The German state of Lower Saxony will start including Islam in its schools’ core curriculum as part of an initiative to counter growing anti-Islam sentiments in Europe.
Dr. Bernd Althusmann, Minister for Education at the northwestern state of Lower Saxony, announced that schools in the state will start including Islamic education in their main curriculum, the London-based Asharq al-Awsat reported Thursday.
“I think we will be able to start implementation by the academic year after the next ,” Althusmann said during a visit to an elementary school in the city of Hanover and in which he attended an Islamic education class.
For the time being, Islamic education has not exceeded a few experimental models in 42 schools in Lower Saxony. Almost 2,000 Muslim students in these schools currently get Islamic education in the state.
The initiative was triggered by recent waves of anti-Islam sentiments, especially with the recent establishment of a conservative party modeled after the Dutch Part for Freedom led by controversial MP Geert Wilders whose movie Fitna outraged Muslims all over the world.
The new party, called Freedom, was founded by Berlin MP René Stadtkewitz who was kicked out of Angela Merkel’s Christian Democratic Union for his views against Islam and for inviting Geert Wilders to give a speech in Berlin.

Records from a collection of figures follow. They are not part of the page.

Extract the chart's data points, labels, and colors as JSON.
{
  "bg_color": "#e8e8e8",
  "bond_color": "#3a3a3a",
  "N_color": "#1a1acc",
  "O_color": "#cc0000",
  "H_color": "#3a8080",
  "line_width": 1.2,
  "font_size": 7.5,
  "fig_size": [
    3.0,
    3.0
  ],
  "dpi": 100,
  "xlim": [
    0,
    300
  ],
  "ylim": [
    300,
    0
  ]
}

Stadtkewitz, 45, said that Islam is the reason why immigrants fail to integrate into the German society because of its rejection of different views.
“Islam is not just a religion, it’s also a political system. Islam is intolerant towards those who think differently,” he said in statement following the foundation of the party.
Culture of fear
Anti-immigration parties are not new to Europe. France’s National Front Party under the leadership of Jean-Marie Le Pen and Italy’s North League.

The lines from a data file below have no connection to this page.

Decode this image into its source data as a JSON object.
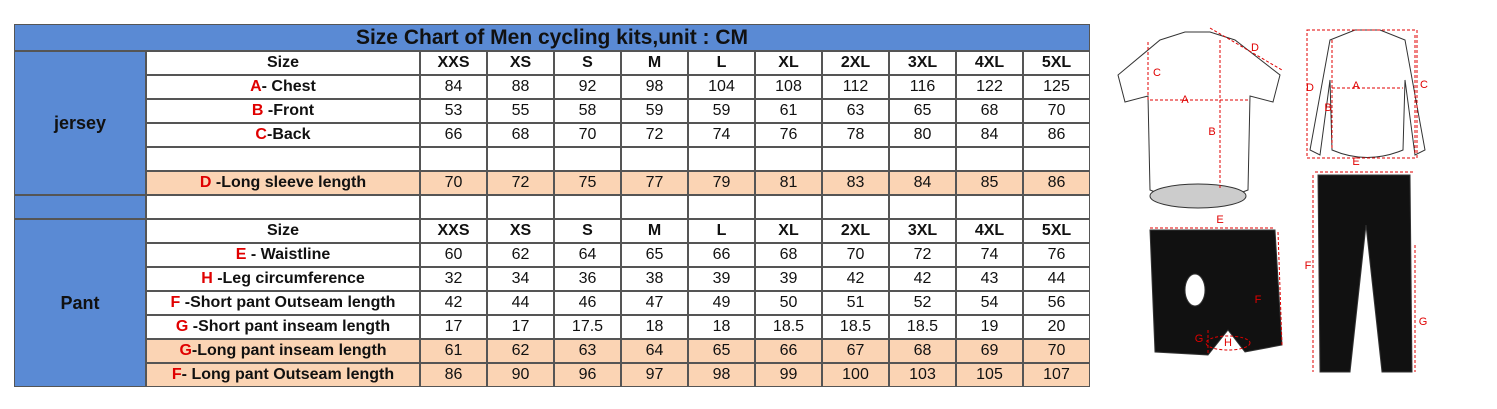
{
  "title": "Size Chart of Men cycling kits,unit : CM",
  "jersey": {
    "label": "jersey",
    "size_header": "Size",
    "sizes": [
      "XXS",
      "XS",
      "S",
      "M",
      "L",
      "XL",
      "2XL",
      "3XL",
      "4XL",
      "5XL"
    ],
    "rows": [
      {
        "key": "A",
        "text": "- Chest",
        "values": [
          "84",
          "88",
          "92",
          "98",
          "104",
          "108",
          "112",
          "116",
          "122",
          "125"
        ]
      },
      {
        "key": "B",
        "text": " -Front",
        "values": [
          "53",
          "55",
          "58",
          "59",
          "59",
          "61",
          "63",
          "65",
          "68",
          "70"
        ]
      },
      {
        "key": "C",
        "text": "-Back",
        "values": [
          "66",
          "68",
          "70",
          "72",
          "74",
          "76",
          "78",
          "80",
          "84",
          "86"
        ]
      },
      {
        "key": "D",
        "text": " -Long sleeve length",
        "highlight": true,
        "values": [
          "70",
          "72",
          "75",
          "77",
          "79",
          "81",
          "83",
          "84",
          "85",
          "86"
        ]
      }
    ]
  },
  "pant": {
    "label": "Pant",
    "size_header": "Size",
    "sizes": [
      "XXS",
      "XS",
      "S",
      "M",
      "L",
      "XL",
      "2XL",
      "3XL",
      "4XL",
      "5XL"
    ],
    "rows": [
      {
        "key": "E",
        "text": " - Waistline",
        "values": [
          "60",
          "62",
          "64",
          "65",
          "66",
          "68",
          "70",
          "72",
          "74",
          "76"
        ]
      },
      {
        "key": "H",
        "text": " -Leg circumference",
        "values": [
          "32",
          "34",
          "36",
          "38",
          "39",
          "39",
          "42",
          "42",
          "43",
          "44"
        ]
      },
      {
        "key": "F",
        "text": " -Short pant Outseam length",
        "values": [
          "42",
          "44",
          "46",
          "47",
          "49",
          "50",
          "51",
          "52",
          "54",
          "56"
        ]
      },
      {
        "key": "G",
        "text": " -Short pant inseam length",
        "values": [
          "17",
          "17",
          "17.5",
          "18",
          "18",
          "18.5",
          "18.5",
          "18.5",
          "19",
          "20"
        ]
      },
      {
        "key": "G",
        "text": "-Long pant inseam length",
        "highlight": true,
        "values": [
          "61",
          "62",
          "63",
          "64",
          "65",
          "66",
          "67",
          "68",
          "69",
          "70"
        ]
      },
      {
        "key": "F",
        "text": "- Long pant Outseam length",
        "highlight": true,
        "values": [
          "86",
          "90",
          "96",
          "97",
          "98",
          "99",
          "100",
          "103",
          "105",
          "107"
        ]
      }
    ]
  },
  "diagram_labels": {
    "short_jersey": [
      "C",
      "D",
      "A",
      "B"
    ],
    "long_jersey": [
      "D",
      "B",
      "A",
      "C"
    ],
    "shorts": [
      "E",
      "F",
      "G",
      "H"
    ],
    "long_pants": [
      "E",
      "F",
      "G"
    ]
  }
}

According to Dominique Moisi, founder and senior advisor at the Paris-based French Institute for International Relations, this anti-Islamic trend is not new to Europe , but has only been gaining more momentum in recent years.
For Moisi, it is the culture of fear that determines the way the West perceives Muslims.
“One encounters, in varying degrees, a fear of the other, a fear of the future, and a fundamental anxiety about the loss of identity in an increasingly complex world,” he wrote in his article entitled “The Clash of Emotions.”
This fear, experts argue, has increased since the onset of the global financial crisis. European politicians, they add, take advantage of the situation and capitalize on this fear in order to incite hatred against Muslims.